Since moving out of my parents' home, I've never had a huge kitchen, the kind of food that a food nerd like me really wants. The one I have now is perhaps the most sensibly-designed that I've ever had, and I am still short on space. If you had no limit on space in your kitchen and you didn't have to worry about things like multi-tasking kitchen tools, what's the kitchen tool you wouldn't ever have to live without?

I am ridiculously practical. Mine is my Cuisinart Classic Food Processor, with the 14-cup bowl. I use it almost every day for everything from making salsa to shredding cheese to chopping vegetables to making bread dough. It is obscenely versatile, can do just about anything, and works like a champ. A close second would be my 6-quart cast iron enameled Dutch oven.
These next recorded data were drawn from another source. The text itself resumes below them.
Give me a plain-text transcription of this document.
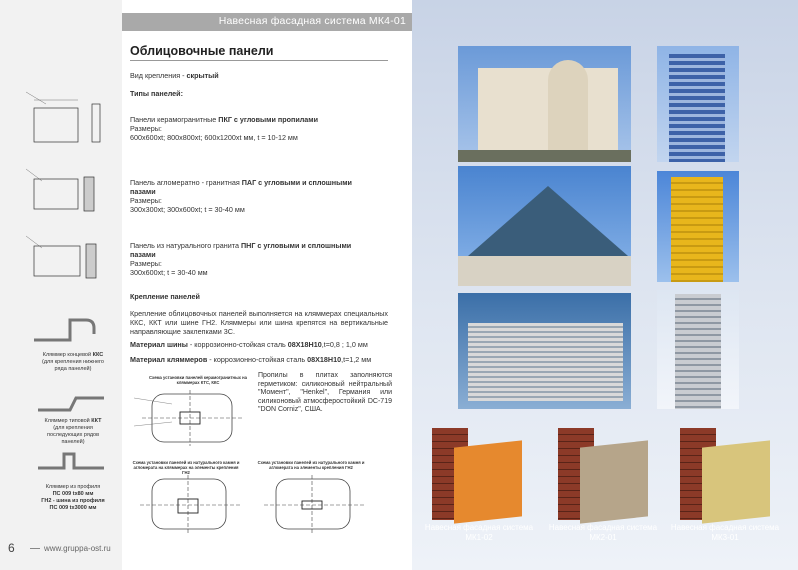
Навесная фасадная система МК4-01
Облицовочные панели
Вид крепления - скрытый
Типы панелей:
Панели керамогранитные ПКГ с угловыми пропилами
Размеры:
600х600хt; 800х800хt; 600х1200хt мм, t = 10-12 мм
Панель агломератно - гранитная ПАГ с угловыми и сплошными пазами
Размеры:
300х300хt; 300х600хt; t = 30-40 мм
Панель из натурального гранита ПНГ с угловыми и сплошными пазами
Размеры:
300х600хt; t = 30-40 мм
Крепление панелей
Крепление облицовочных панелей выполняется на кляммерах специальных ККС, ККТ или шине ГН2. Кляммеры или шина крепятся на вертикальные направляющие заклепками 3С.
Материал шины - коррозионно-стойкая сталь 08Х18Н10,t=0,8 ; 1,0 мм
Материал кляммеров - коррозионно-стойкая сталь 08Х18Н10,t=1,2 мм
Пропилы в плитах заполняются герметиком: силиконовый нейтральный "Момент", "Henkel", Германия или силиконовый атмосферостойкий DC-719 "DON Corniz", США.
Схема установки панелей керамогранитных на кляммерах КТС, ККС
Схема установки панелей из натурального камня и агломерата на кляммерах на элементы крепления ГН2
Схема установки панелей из натурального камня и агломерата на элементы крепления ГН2
Кляммер концевой ККС
(для крепления нижнего ряда панелей)
Кляммер типовой ККТ
(для крепления последующих рядов панелей)
Кляммер из профиля
ПС 009 tх80 мм
ГН2 - шина из профиля
ПС 009 tх3000 мм
Навесная фасадная система
МК1-02
Навесная фасадная система
МК2-01
Навесная фасадная система
МК3-01
6	www.gruppa-ost.ru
It's not an Emile Henry or anything. It came from Target, and cost, I think, somewhere around $40. But this particular one was Chef's Illustrated's runner up, right behind the Le Crueset one that cost something like $315. It's oven-safe to something like 500 degrees, tough as nails, perfectly even when browning meat, with a tight-fitting lid that rarely lets a drop of braising liquid get away. As I'm writing this, I'm thinking about what I need to buy for carbonnade a la flamande, a Belgian beef stew made with dark beer and onions that comes out perfectly in this pot. My mother-in-law gave me one for Christmas last year, but I actually already owned it, so it's still sitting in its box in my pantry, waiting for me to remember to give it to Kimberly next time I see her (I've now forgotten three different times).

3 comments:

Anonymous said...

I hate Alton Brown with a passion. He's just so annoying.
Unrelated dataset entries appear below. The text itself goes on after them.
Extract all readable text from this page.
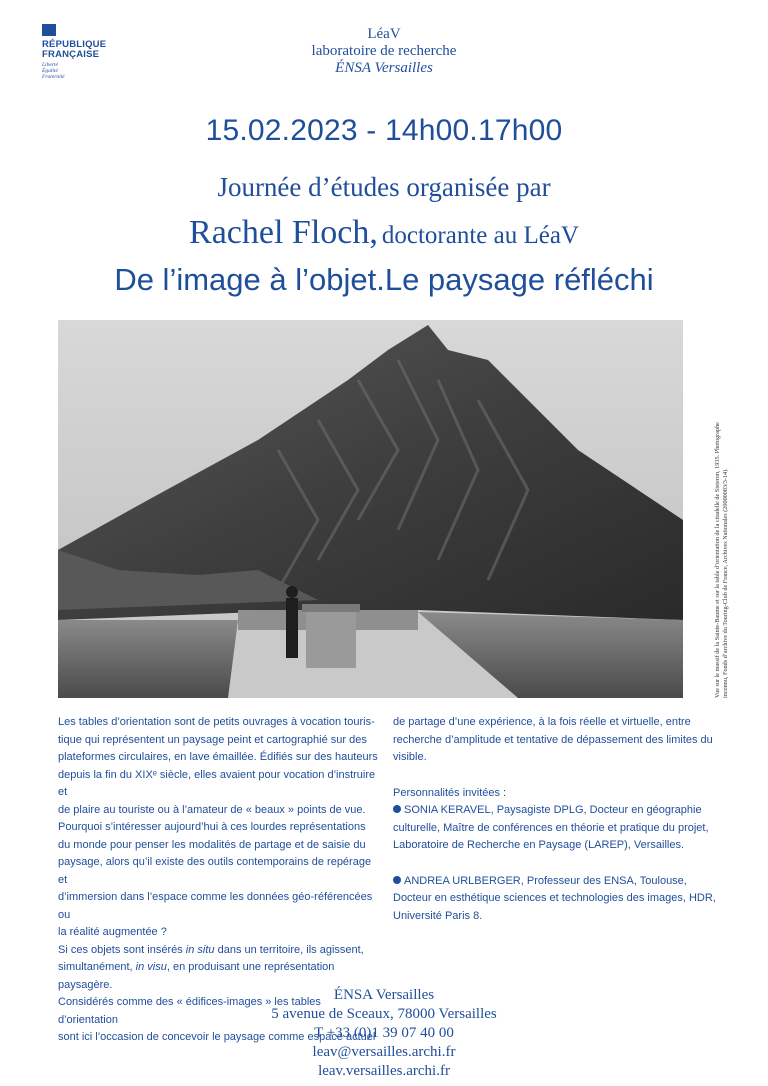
RÉPUBLIQUE
FRANÇAISE
Liberté
Égalité
Fraternité
LéaV
laboratoire de recherche
ÉNSA Versailles
15.02.2023 - 14h00.17h00
Journée d’études organisée par
Rachel Floch, doctorante au LéaV
De l’image à l’objet.Le paysage réfléchi
Vue sur le massif de la Sainte-Baume et sur la table d’orientation de la citadelle de Sisteron, 1935. Photographe inconnu, Fonds d’archive du Touring-Club de France, Archives Nationales (20000083/3-14).

Les tables d’orientation sont de petits ouvrages à vocation touris-

tique qui représentent un paysage peint et cartographié sur des

plateformes circulaires, en lave émaillée. Édifiés sur des hauteurs

depuis la fin du XIXᵉ siècle, elles avaient pour vocation d’instruire et

de plaire au touriste ou à l’amateur de « beaux » points de vue.

Pourquoi s’intéresser aujourd’hui à ces lourdes représentations

du monde pour penser les modalités de partage et de saisie du

paysage, alors qu’il existe des outils contemporains de repérage et

d’immersion dans l’espace comme les données géo-référencées ou

la réalité augmentée ?

Si ces objets sont insérés in situ dans un territoire, ils agissent,

simultanément, in visu, en produisant une représentation paysagère.

Considérés comme des « édifices-images » les tables d’orientation

sont ici l’occasion de concevoir le paysage comme espace actuel

de partage d’une expérience, à la fois réelle et virtuelle, entre

recherche d’amplitude et tentative de dépassement des limites du

visible.

Personnalités invitées :

SONIA KERAVEL, Paysagiste DPLG, Docteur en géographie

culturelle, Maître de conférences en théorie et pratique du projet,

Laboratoire de Recherche en Paysage (LAREP), Versailles.

ANDREA URLBERGER, Professeur des ENSA, Toulouse,

Docteur en esthétique sciences et technologies des images, HDR,

Université Paris 8.

ÉNSA Versailles
5 avenue de Sceaux, 78000 Versailles
T +33 (0)1 39 07 40 00
leav@versailles.archi.fr
leav.versailles.archi.fr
Those butterballs aren't so cute when they're your sidework for the night at work and you have to make hundreds of them as you're getting triple sat so people can have excessive amount of butter. They're basically just mini ice cream scoops, they double as mashed potato scoopers, baked potato topping scoopers, and a ton of stuff that the preppers make in the morning scoopers. The big one we used to use just got vetoed by corporate in favor of this teeny tiny little one so we use less butter. Except that people immediately look at the scoop before I even set down their bread and go "I need way more butter than that". So, I will never ever have one of those in my home because it lost it's novelty about 4 years ago.

Probably more than you ever wanted to know about butter balls, eh?

meloukhia said...

Amen, I hate gimmicky kitchen gadgets.

merseydotes said...

I really do love my Microplane grater. I also love my Oxo locking tongs with a deep passion and my silicone-lined oven mitts.

My MIL just got me your food processor for an early Christmas present and I can't wait to figure it out! I've never had a food processor before, and I'm so excited.